Created attachment 1245470 [details] ruby mem growth Description of problem: Started ReX on 6k nodes. (simple date command). During Remote execution Ruby started growing from 1 G to 18GB as shown in attachment this causes swapping & slowness. My satellite has : 48G mem Version-Release number of selected component (if applicable): How reproducible: Steps to Reproduce: 1. Start ReX on 6k nodes. 2. 3. Actual results: Expected results: Additional info:
Created attachment 1245471 [details] Trends of memory usage over time
Created attachment 1245500 [details] Trends of memory usage over time
Created attachment 1245501 [details] UI
Attached mem growth over a period of time. while true; do (date && ps aux --sort -rss | head -n20) >> /var/log/foreman/ps-aux1.log; sleep 60; done foreman, qpidd, pgsql using higher
Passenger is biggest contributing factor for this ruby mem growth
Created attachment 1245502 [details] passenegr growth
Created attachment 1245503 [details] ruby @36G when passenger mem is close to that
Was the testing performed on admin or a non-admin user? I'm asking to check if that could be related to this https://bugzilla.redhat.com/show_bug.cgi?id=1422690
(In reply to Ivan Necas from comment #12) > Was the testing performed on admin or a non-admin user? I'm asking to check > if that could be related to this > https://bugzilla.redhat.com/show_bug.cgi?id=1422690 admin user
Ruby memory is growing higher during remote execution at scale For 1K+ Rex: Ruby jumped from few MBs to 5GB, passeng-foreman jumped from few MB to 4GB for 2k+ Rex: Ruby jumped from few MBs to 8GB, passeng-foreman jumped from few MB to 7GB If this continues like this, we might need huge memory for 40K hosts.
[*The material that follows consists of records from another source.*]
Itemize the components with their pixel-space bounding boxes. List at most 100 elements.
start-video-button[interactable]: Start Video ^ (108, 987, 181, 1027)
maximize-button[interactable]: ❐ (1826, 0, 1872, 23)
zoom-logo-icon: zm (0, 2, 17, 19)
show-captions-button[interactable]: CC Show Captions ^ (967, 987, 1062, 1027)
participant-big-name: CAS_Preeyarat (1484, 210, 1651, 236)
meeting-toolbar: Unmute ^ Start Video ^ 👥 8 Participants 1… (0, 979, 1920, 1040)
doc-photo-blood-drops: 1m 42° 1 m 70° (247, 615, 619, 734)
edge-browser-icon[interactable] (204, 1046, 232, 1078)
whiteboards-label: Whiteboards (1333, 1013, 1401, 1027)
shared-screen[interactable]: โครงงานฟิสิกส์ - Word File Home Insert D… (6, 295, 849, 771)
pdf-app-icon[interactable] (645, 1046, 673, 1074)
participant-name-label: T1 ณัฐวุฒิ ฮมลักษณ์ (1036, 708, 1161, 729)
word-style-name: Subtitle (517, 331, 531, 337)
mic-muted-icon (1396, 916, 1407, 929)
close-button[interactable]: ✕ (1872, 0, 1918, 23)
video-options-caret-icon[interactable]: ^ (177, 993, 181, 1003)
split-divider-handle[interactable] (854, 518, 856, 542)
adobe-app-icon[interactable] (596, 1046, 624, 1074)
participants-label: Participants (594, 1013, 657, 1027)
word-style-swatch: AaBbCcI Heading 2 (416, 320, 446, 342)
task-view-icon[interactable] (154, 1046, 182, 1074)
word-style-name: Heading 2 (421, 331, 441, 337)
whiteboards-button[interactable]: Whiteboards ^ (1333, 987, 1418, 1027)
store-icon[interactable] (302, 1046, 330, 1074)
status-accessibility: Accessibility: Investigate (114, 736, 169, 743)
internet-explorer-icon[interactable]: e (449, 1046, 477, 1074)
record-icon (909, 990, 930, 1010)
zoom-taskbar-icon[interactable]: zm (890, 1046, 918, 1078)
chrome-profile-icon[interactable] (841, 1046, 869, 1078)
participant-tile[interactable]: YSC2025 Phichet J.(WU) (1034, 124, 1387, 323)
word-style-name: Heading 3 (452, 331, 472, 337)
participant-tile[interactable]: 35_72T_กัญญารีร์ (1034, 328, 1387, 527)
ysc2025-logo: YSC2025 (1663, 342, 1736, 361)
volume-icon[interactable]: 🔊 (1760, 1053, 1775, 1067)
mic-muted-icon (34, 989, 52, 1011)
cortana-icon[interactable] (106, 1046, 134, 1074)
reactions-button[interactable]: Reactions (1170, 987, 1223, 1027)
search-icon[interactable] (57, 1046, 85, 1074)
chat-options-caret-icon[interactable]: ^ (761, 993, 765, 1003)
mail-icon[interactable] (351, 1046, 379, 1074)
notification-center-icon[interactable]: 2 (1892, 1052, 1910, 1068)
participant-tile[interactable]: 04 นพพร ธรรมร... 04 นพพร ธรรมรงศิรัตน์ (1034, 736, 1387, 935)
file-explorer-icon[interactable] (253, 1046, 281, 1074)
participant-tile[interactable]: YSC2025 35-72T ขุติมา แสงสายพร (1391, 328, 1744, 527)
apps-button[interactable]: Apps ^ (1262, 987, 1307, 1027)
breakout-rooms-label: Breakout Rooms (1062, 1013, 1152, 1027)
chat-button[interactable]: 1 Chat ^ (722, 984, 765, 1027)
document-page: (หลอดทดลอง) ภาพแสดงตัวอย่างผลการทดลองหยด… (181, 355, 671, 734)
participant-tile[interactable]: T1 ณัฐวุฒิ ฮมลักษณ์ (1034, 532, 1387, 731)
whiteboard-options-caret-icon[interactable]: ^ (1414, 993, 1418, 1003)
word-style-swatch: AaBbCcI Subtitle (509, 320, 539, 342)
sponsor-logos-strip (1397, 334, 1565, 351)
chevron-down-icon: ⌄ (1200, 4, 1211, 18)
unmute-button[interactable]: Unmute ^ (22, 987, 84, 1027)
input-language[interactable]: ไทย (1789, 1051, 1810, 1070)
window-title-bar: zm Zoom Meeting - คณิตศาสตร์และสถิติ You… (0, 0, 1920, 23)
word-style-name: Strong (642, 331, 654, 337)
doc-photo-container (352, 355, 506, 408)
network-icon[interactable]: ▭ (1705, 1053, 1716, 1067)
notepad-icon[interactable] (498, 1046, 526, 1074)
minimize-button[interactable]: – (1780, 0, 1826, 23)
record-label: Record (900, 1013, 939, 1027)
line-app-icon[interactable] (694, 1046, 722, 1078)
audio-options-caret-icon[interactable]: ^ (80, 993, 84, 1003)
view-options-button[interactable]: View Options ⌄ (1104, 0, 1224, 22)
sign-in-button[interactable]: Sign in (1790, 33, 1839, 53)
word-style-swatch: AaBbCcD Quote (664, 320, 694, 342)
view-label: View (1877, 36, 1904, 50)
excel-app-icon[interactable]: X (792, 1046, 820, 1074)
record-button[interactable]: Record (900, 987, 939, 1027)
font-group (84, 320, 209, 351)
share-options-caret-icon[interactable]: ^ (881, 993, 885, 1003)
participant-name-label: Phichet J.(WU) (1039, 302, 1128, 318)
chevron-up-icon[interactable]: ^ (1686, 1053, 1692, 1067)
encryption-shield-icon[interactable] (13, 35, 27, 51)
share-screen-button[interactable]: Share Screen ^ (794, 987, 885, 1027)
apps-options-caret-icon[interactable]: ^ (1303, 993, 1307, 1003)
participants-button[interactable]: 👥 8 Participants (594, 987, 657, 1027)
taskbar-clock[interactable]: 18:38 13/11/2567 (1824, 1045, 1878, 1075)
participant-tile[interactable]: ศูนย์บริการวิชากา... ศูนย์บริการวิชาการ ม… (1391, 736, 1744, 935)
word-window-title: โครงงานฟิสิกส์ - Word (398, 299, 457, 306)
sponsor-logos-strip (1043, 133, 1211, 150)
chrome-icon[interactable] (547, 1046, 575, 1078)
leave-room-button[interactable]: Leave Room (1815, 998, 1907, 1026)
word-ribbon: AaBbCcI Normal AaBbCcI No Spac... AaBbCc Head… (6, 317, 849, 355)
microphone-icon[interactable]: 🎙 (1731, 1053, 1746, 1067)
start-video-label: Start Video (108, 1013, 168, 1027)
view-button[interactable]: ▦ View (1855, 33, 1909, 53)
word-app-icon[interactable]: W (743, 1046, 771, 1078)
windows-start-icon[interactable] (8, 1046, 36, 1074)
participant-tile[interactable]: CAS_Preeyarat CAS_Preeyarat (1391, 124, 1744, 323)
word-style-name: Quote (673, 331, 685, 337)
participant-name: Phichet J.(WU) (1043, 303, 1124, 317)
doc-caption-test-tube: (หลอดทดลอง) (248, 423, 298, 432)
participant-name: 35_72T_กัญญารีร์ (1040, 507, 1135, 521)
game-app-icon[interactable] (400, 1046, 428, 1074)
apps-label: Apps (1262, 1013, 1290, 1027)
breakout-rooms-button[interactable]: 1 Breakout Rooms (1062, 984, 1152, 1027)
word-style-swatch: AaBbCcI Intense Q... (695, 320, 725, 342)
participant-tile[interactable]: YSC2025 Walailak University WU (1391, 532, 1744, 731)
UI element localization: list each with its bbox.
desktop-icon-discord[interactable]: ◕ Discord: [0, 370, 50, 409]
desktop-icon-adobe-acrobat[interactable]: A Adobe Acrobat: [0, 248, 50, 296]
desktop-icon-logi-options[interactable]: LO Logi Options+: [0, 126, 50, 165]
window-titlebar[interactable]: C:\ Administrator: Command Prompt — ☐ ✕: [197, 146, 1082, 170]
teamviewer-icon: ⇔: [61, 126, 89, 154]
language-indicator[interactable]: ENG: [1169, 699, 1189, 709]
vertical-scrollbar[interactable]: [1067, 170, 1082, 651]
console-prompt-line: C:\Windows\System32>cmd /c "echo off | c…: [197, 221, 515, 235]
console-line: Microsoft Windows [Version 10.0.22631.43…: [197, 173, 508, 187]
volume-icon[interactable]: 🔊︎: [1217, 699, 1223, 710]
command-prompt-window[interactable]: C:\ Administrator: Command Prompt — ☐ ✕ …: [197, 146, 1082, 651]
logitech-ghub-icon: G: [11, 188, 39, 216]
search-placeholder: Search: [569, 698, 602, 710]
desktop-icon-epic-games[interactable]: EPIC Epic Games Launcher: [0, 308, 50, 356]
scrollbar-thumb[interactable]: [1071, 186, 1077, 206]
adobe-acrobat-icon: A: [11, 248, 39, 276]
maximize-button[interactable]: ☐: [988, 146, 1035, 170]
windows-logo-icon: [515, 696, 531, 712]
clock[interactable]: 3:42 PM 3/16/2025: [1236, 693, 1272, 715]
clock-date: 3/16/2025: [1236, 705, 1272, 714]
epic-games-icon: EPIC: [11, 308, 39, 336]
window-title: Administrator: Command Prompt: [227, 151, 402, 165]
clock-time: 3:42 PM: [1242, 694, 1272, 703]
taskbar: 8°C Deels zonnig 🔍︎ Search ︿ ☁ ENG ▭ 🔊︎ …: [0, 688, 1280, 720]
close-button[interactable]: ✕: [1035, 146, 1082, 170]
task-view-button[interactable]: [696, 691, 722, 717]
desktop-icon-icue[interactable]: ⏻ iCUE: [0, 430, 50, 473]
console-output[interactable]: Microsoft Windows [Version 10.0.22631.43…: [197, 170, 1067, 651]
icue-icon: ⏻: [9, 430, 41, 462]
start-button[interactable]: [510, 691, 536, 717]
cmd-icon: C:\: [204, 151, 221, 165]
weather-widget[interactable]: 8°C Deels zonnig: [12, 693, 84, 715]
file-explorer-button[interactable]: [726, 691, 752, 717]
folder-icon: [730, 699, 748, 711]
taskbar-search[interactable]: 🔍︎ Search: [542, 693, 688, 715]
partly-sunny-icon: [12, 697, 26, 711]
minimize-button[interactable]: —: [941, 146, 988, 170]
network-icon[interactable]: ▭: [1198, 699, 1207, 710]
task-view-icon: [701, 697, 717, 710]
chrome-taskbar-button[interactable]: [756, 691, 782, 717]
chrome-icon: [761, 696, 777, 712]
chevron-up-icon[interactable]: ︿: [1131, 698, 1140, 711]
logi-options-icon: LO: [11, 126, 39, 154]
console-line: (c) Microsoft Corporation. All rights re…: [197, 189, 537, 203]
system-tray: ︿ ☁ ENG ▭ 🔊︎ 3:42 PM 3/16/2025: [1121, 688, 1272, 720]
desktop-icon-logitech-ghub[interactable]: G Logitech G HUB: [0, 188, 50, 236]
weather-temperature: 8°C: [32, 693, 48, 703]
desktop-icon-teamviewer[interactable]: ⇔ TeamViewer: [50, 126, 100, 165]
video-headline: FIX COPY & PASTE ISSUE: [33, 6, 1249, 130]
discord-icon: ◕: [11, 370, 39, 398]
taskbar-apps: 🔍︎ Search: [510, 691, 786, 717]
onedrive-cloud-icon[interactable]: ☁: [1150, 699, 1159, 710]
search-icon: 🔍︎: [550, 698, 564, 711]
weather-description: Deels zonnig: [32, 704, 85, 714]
This issue will become another major memory concering issue like qpid mem issue.
These numbers from a different setup (30k scale setup) Started Rex job `subscripton-manager repos --list` on 22k hosts Ruby mem shooted upto 98G passenger-foreman upto 90G postgresql 40G This is killing most of the katello services
Created attachment 1268848 [details] Ruby memory growth during rex job: subscription-manager repos --list
Created attachment 1268849 [details] pgsql memory growth during rex job: subscription-manager repos --list
Created attachment 1268850 [details] passenger-foreman memory growth during rex job: subscription-manager repos --list
Pradeep: we need to start distinguishing between different jobs: those interacting with satellite and those that don't, as it might not be clear if it isn't connected with https://bugzilla.redhat.com/show_bug.cgi?id=1434040. For this bug, only scripts non-interacting with satellite are valid. For the scripts interacting with satellite, we need to track it against different components.
sure. i will move this to different bz or check if its connected to 1434040
IMHO we are creating a load test for /rhsm/ endpoints: by running `subscripton-manager repos --list`, each host is generating the following requests to satellite: /rhsm/consumers/:id/certificates/serials /rhsm/consumers/:id /rhsm/consumers/:id/content_overrides /rhsm/consumers/:id/release which means Satellite has to deal with 4*(number_of_hosts) requests in a very small time interval. No wonder it's memory is growing up - passenger will probably spawn a huge amount of processes to deal with those requests in parallel.
Moving `subscripton-manager repos --list` on 22k hosts issue to different bug (1439741) to avoid confusion.
moving to high as we investigate.